Originally Posted by
HallsofIvy 1a) Asks you to find "the image by f of the vector $\displaystyle \begin{pmatrix}r \\ s\\ t \\ u\end{pmatrix}$". You do that by the matrix multiplication
$\displaystyle \begin{pmatrix}-1 & -2 & 0 & 1 \\ 0 & 3 & 1 & 1 \\ 2 & 0 & 2 & -4 \\ 0 & -1 & 0 & 0 \end{pmatrix}$$\displaystyle \begin{pmatrix}r \\ s\\ t\\ u\end{pmatrix}$
1b) Asks you to find the determinant of the matrix: use row operations to find $\displaystyle \left|\begin{array}{cccc}-1 & -2 & 0 & 1 \\ 0 & 3 & 1 & 1 \\ 2 & 0 & 2 & -4 \\ 0 & -1 & 0 & 0 \end{array}\right|$.
1c) A matrix is "invertible" if and only if its determinant is not 0.
For 2a, I would use "indirect proof"- assume that the result is not true. That is, assume there exist a, b, and c, not all 0, such that $\displaystyle af(v_1)+ bf(v_2)+ cf(v_3)= 0$. That is, such that $\displaystyle f(av_1+ bv_2+ cv_3)= 0$. That is, that $\displaystyle av_1+ bv_2+ cv_3$ is in rhe kernel of f. Now if the kernel consists only of the 0 vector, we must have $\displaystyle av_1+ bv_2+ cv_3= 0$. Since you are given that $\displaystyle v_1$, $\displaystyle v_2$, and $\displaystyle v_3$ are independent, what does that tell you about a, b, and c?
A basis, S, for an n dimensional vector space, V, has 3 properties:
1) the vectors in S are linearly independent.
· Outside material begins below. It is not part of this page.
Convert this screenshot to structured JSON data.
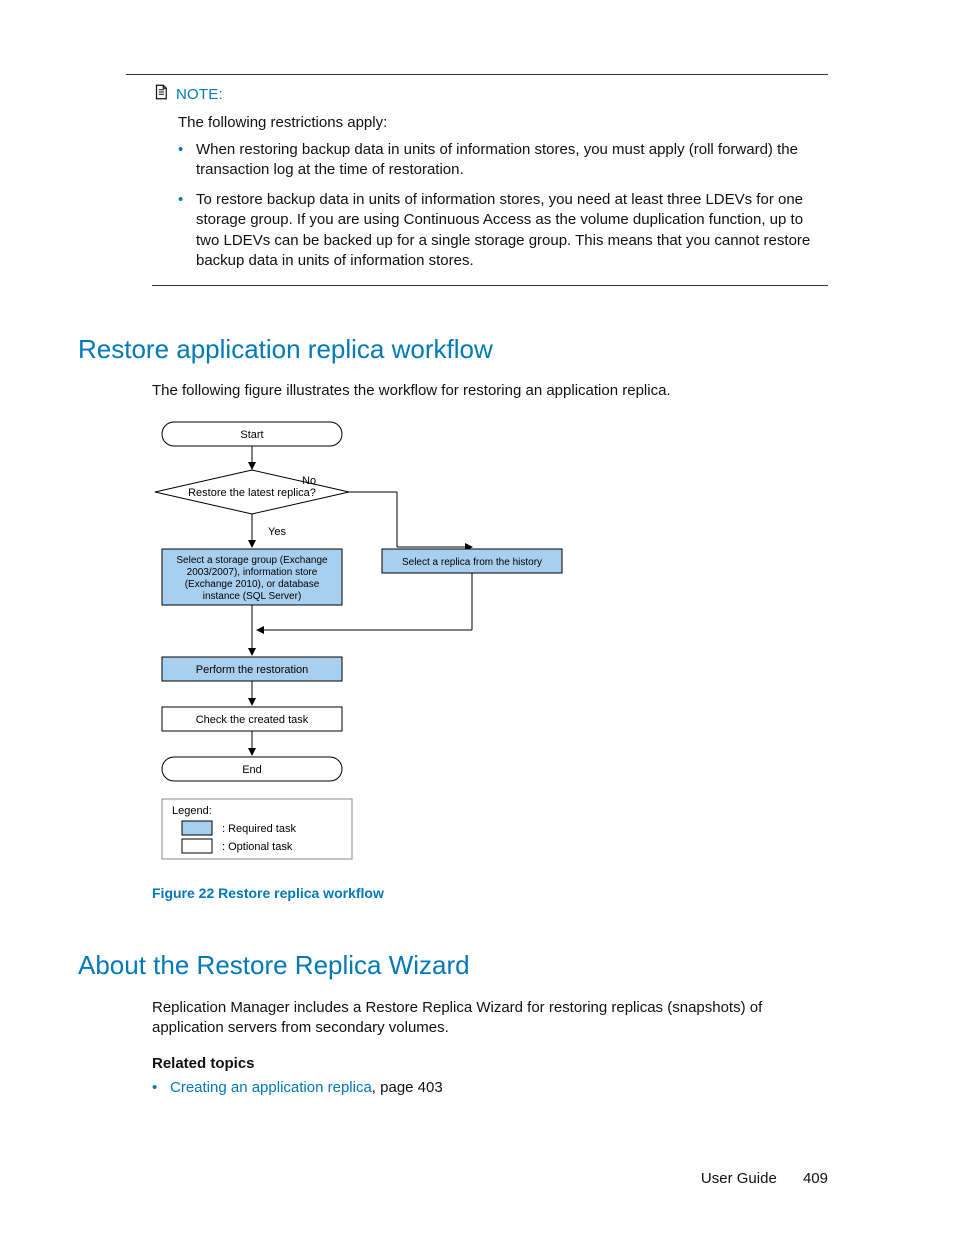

2) the vectors in S span V.
3) there are n vectors in S.
And any two of those imply the third! So if you know (from 2a) that these vectors are independent and you know that there are 3 vector while the dimension of the space is 3, then it follows that they also span V and form a basis.